I didn’t answer, just sighed and stayed on my back.

After a minute or two, Judy said, “Please?”

“What’s your hurry?” I called to her.

“This isn’t very comfortable.”

No kidding, I thought.

Even though the ground felt good under my back, I wasn’t very comfortable, either. I ached just about everywhere. I was sweaty and itchy. And I didn’t like how my cut-offs were soaked with the dead guy’s blood. I needed a bath and a bed.

“Alice?”

“Yeah?”

“Come on, okay? Please?”

“Yeah, yeah. I’m coming.” I picked up the hatchet, got to my feet, and stood over the body. It wasn’t a pretty sight, I can tell you that. You should’ve seen the butt on this guy. It would’ve ruined your appetite for a week.

Anyway, I thought about going for his knife. It had fallen out of his mouth when I chopped him. It was probably on the ground underneath him, somewhere in the region of his waist.

Only one problem about getting it.

I didn’t want to touch him.

“What’re you doing?” Judy asked.

“Nothing.”

I’d managed to keep Tony’s loafers on, so I sat down on the grass near the side of Fatso the Friendly Corpse.
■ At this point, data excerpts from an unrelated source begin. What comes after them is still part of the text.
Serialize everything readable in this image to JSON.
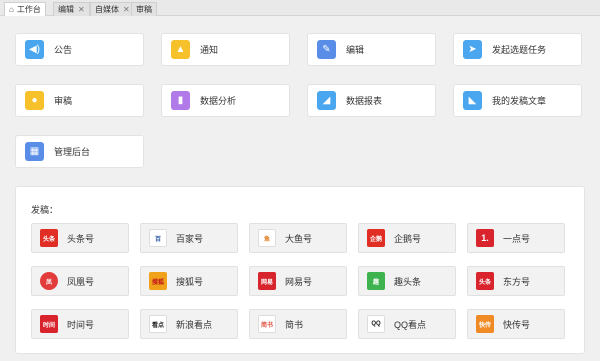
{
  "tabs": [
    {
      "label": "工作台",
      "active": true,
      "closable": false
    },
    {
      "label": "编辑",
      "active": false,
      "closable": true
    },
    {
      "label": "自媒体",
      "active": false,
      "closable": true
    },
    {
      "label": "审稿",
      "active": false,
      "closable": false
    }
  ],
  "cards": [
    {
      "label": "公告",
      "icon": "speaker-icon",
      "color": "#4aa7ef"
    },
    {
      "label": "通知",
      "icon": "bell-icon",
      "color": "#f6c12a"
    },
    {
      "label": "编辑",
      "icon": "pencil-icon",
      "color": "#5a8de8"
    },
    {
      "label": "发起选题任务",
      "icon": "send-icon",
      "color": "#4aa7ef"
    },
    {
      "label": "审稿",
      "icon": "user-review-icon",
      "color": "#f6c12a"
    },
    {
      "label": "数据分析",
      "icon": "bar-chart-icon",
      "color": "#b07be8"
    },
    {
      "label": "数据报表",
      "icon": "area-chart-icon",
      "color": "#4aa7ef"
    },
    {
      "label": "我的发稿文章",
      "icon": "line-chart-icon",
      "color": "#4aa7ef"
    },
    {
      "label": "管理后台",
      "icon": "grid-icon",
      "color": "#5a8de8"
    }
  ],
  "platforms": {
    "title": "发稿：",
    "items": [
      {
        "label": "头条号",
        "logo_text": "头条",
        "logo_color": "#e02e24",
        "icon": "toutiao-logo-icon"
      },
      {
        "label": "百家号",
        "logo_text": "百",
        "logo_color": "#ffffff",
        "icon": "baijia-logo-icon"
      },
      {
        "label": "大鱼号",
        "logo_text": "鱼",
        "logo_color": "#ffffff",
        "icon": "dayu-logo-icon"
      },
      {
        "label": "企鹅号",
        "logo_text": "企鹅",
        "logo_color": "#e02e24",
        "icon": "penguin-logo-icon"
      },
      {
        "label": "一点号",
        "logo_text": "1.",
        "logo_color": "#d9232d",
        "icon": "yidian-logo-icon"
      },
      {
        "label": "凤凰号",
        "logo_text": "凤",
        "logo_color": "#e23b3b",
        "icon": "phoenix-logo-icon"
      },
      {
        "label": "搜狐号",
        "logo_text": "搜狐",
        "logo_color": "#f0a21a",
        "icon": "sohu-logo-icon"
      },
      {
        "label": "网易号",
        "logo_text": "网易",
        "logo_color": "#d8242c",
        "icon": "netease-logo-icon"
      },
      {
        "label": "趣头条",
        "logo_text": "趣",
        "logo_color": "#3fb34f",
        "icon": "qutoutiao-logo-icon"
      },
      {
        "label": "东方号",
        "logo_text": "头条",
        "logo_color": "#d9232d",
        "icon": "dongfang-logo-icon"
      },
      {
        "label": "时间号",
        "logo_text": "时间",
        "logo_color": "#d9232d",
        "icon": "shijian-logo-icon"
      },
      {
        "label": "新浪看点",
        "logo_text": "看点",
        "logo_color": "#ffffff",
        "icon": "sina-logo-icon"
      },
      {
        "label": "简书",
        "logo_text": "简书",
        "logo_color": "#ffffff",
        "icon": "jianshu-logo-icon"
      },
      {
        "label": "QQ看点",
        "logo_text": "QQ",
        "logo_color": "#ffffff",
        "icon": "qq-logo-icon"
      },
      {
        "label": "快传号",
        "logo_text": "快传",
        "logo_color": "#f08a24",
        "icon": "kuaichuan-logo-icon"
      }
    ]
  }
}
Drawing in my legs, I swiveled around so my feet were aimed his way. Then I leaned back, braced myself up with my arms, placed the bottoms of my shoes against his hip and buttock, and
punched out
.

His body lurched and shook, but didn’t go much of anyplace. So I kept ramming it with both feet, shoving it and kicking it until finally he rolled onto his side as if he wanted to take a look at this gal who was making his life so difficult.

The knife was a little lower than where I’d expected to find it. Good thing I hadn’t tried to grab it by reaching under him. I might’ve gotten a handful of something that wasn’t a knife.

Anyway, I picked it up.

The fire had dwindled quite a bit, by then. On my way over to it, I found the .22 on the ground. I couldn’t remember dropping it, but there it was. When I put the pistol into the right rear pocket of my cut-offs, I noticed that I’d lost the rock I’d tucked back there.

I kept losing stuff.

It was turning into a trend.

Near the campfire, I set down the hatchet and knife on one of the larger rocks. Then I went to the small pile of firewood and started adding pieces to the flames. Soon, a pretty good blaze was going.
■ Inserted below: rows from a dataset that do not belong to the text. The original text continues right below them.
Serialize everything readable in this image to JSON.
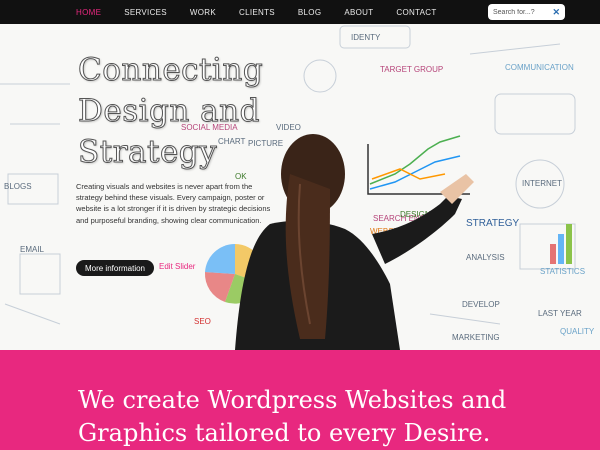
{
  "nav": {
    "items": [
      {
        "label": "HOME",
        "active": true
      },
      {
        "label": "SERVICES",
        "active": false
      },
      {
        "label": "WORK",
        "active": false
      },
      {
        "label": "CLIENTS",
        "active": false
      },
      {
        "label": "BLOG",
        "active": false
      },
      {
        "label": "ABOUT",
        "active": false
      },
      {
        "label": "CONTACT",
        "active": false
      }
    ],
    "search": {
      "placeholder": "Search for...?",
      "clear_icon": "close-icon"
    }
  },
  "hero": {
    "title": "Connecting Design and Strategy",
    "body": "Creating visuals and websites is never apart from the strategy behind these visuals. Every campaign, poster or website is a lot stronger if it is driven by strategic decisions and purposeful branding, showing clear communication.",
    "button_label": "More information",
    "edit_link": "Edit Slider",
    "whiteboard_words": {
      "identity": "IDENTY",
      "target_group": "TARGET GROUP",
      "communication": "COMMUNICATION",
      "social_media": "SOCIAL MEDIA",
      "video": "VIDEO",
      "chart": "CHART",
      "picture": "PICTURE",
      "blogs": "BLOGS",
      "ok": "OK",
      "research": "SEARCH ENGINE",
      "design": "DESIGN",
      "website": "WEBSITE",
      "strategy": "STRATEGY",
      "analysis": "ANALYSIS",
      "develop": "DEVELOP",
      "marketing": "MARKETING",
      "internet": "INTERNET",
      "statistics": "STATISTICS",
      "quality": "QUALITY",
      "seo": "SEO",
      "last_year": "LAST YEAR",
      "email": "EMAIL"
    }
  },
  "band": {
    "text": "We create Wordpress Websites and Graphics tailored to every Desire."
  },
  "colors": {
    "accent": "#e8287f",
    "nav_bg": "#111111"
  }
}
I emptied my pockets to find out what I still had.

The pistol. Two red bandanas and one white handkerchief. Judy’s keys, Tony’s keys, my keys. And Tony’s wallet.

Inspiration striking me, I dropped Tony’s wallet and keys into the fire.
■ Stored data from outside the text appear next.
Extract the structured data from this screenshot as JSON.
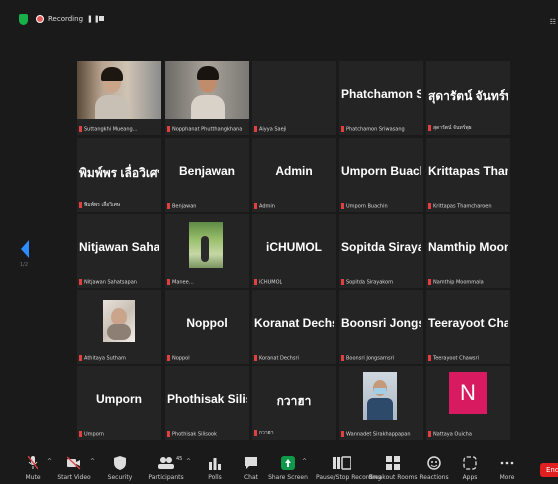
{
  "topbar": {
    "recording_label": "Recording"
  },
  "pagination": {
    "page": "1/2"
  },
  "tiles": [
    {
      "name": "",
      "label": "Suttangkhi Mueang…"
    },
    {
      "name": "",
      "label": "Nopphanat Phutthangkhana"
    },
    {
      "name": "",
      "label": "Aiyya Saeji"
    },
    {
      "name": "Phatchamon Sri...",
      "label": "Phatchamon Sriwasang"
    },
    {
      "name": "สุดารัตน์ จันทร์พุธ",
      "label": "สุดารัตน์ จันทร์พุธ"
    },
    {
      "name": "พิมพ์พร เลื่อวิเศษ...",
      "label": "พิมพ์พร เลื่อวิเศษ"
    },
    {
      "name": "Benjawan",
      "label": "Benjawan"
    },
    {
      "name": "Admin",
      "label": "Admin"
    },
    {
      "name": "Umporn Buachin",
      "label": "Umporn Buachin"
    },
    {
      "name": "Krittapas Tham...",
      "label": "Krittapas Thamcharoen"
    },
    {
      "name": "Nitjawan Sahat...",
      "label": "Nitjawan Sahatsapan"
    },
    {
      "name": "",
      "label": "Manee…"
    },
    {
      "name": "iCHUMOL",
      "label": "iCHUMOL"
    },
    {
      "name": "Sopitda Sirayak...",
      "label": "Sopitda Sirayakorn"
    },
    {
      "name": "Namthip Moom...",
      "label": "Namthip Moommala"
    },
    {
      "name": "",
      "label": "Athitaya Sutham"
    },
    {
      "name": "Noppol",
      "label": "Noppol"
    },
    {
      "name": "Koranat Dechsri",
      "label": "Koranat Dechsri"
    },
    {
      "name": "Boonsri Jongsar...",
      "label": "Boonsri Jongsarnsri"
    },
    {
      "name": "Teerayoot Chaw...",
      "label": "Teerayoot Chawsri"
    },
    {
      "name": "Umporn",
      "label": "Umporn"
    },
    {
      "name": "Phothisak Siliso...",
      "label": "Phothisak Silisook"
    },
    {
      "name": "กวาฮา",
      "label": "กวาฮา"
    },
    {
      "name": "",
      "label": "Wannadet Sirakhappapan"
    },
    {
      "name": "",
      "label": "Nattaya Ouicha"
    }
  ],
  "avatar_letter": "N",
  "toolbar": {
    "mute": "Mute",
    "start_video": "Start Video",
    "security": "Security",
    "participants": "Participants",
    "participants_count": "45",
    "polls": "Polls",
    "chat": "Chat",
    "share_screen": "Share Screen",
    "record": "Pause/Stop Recording",
    "breakout": "Breakout Rooms",
    "reactions": "Reactions",
    "apps": "Apps",
    "more": "More",
    "end": "End"
  },
  "colors": {
    "accent": "#2d8cff",
    "share": "#0e9a4a",
    "end": "#e02020",
    "avatar": "#d81b60",
    "mic_muted": "#e04040"
  }
}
“What’re you doing?” Judy asked.

“A little house-cleaning.”

I put everything else back into my pockets. Down in the fire, flames wrapped the black leather wallet and key case.

So much for my fingerprints
.

I realized, of course, that the keys wouldn’t burn. I’m not stupid. Maybe some of the things in Tony’s wallet would survive the fire, too. But that was fine. His stuff, being found here in the campsite with everything else, would probably make the cops think Tony was just another victim of Fatso.

I stood there, added more wood, and even turned the wallet over with a stick to make sure it was burning okay.

Then I retrieved the knife and hatchet. I dropped the hatchet into the fire, but kept the knife. After watching for a while to make sure the handle was catching fire, I started toward the tent.

But changed my mind. For one thing, I’d seen more than enough nasty stuff for one night. The remains of Fatso’s last victim, last lover, last meal—whatever—were in there. I didn’t need to see her close up and personal.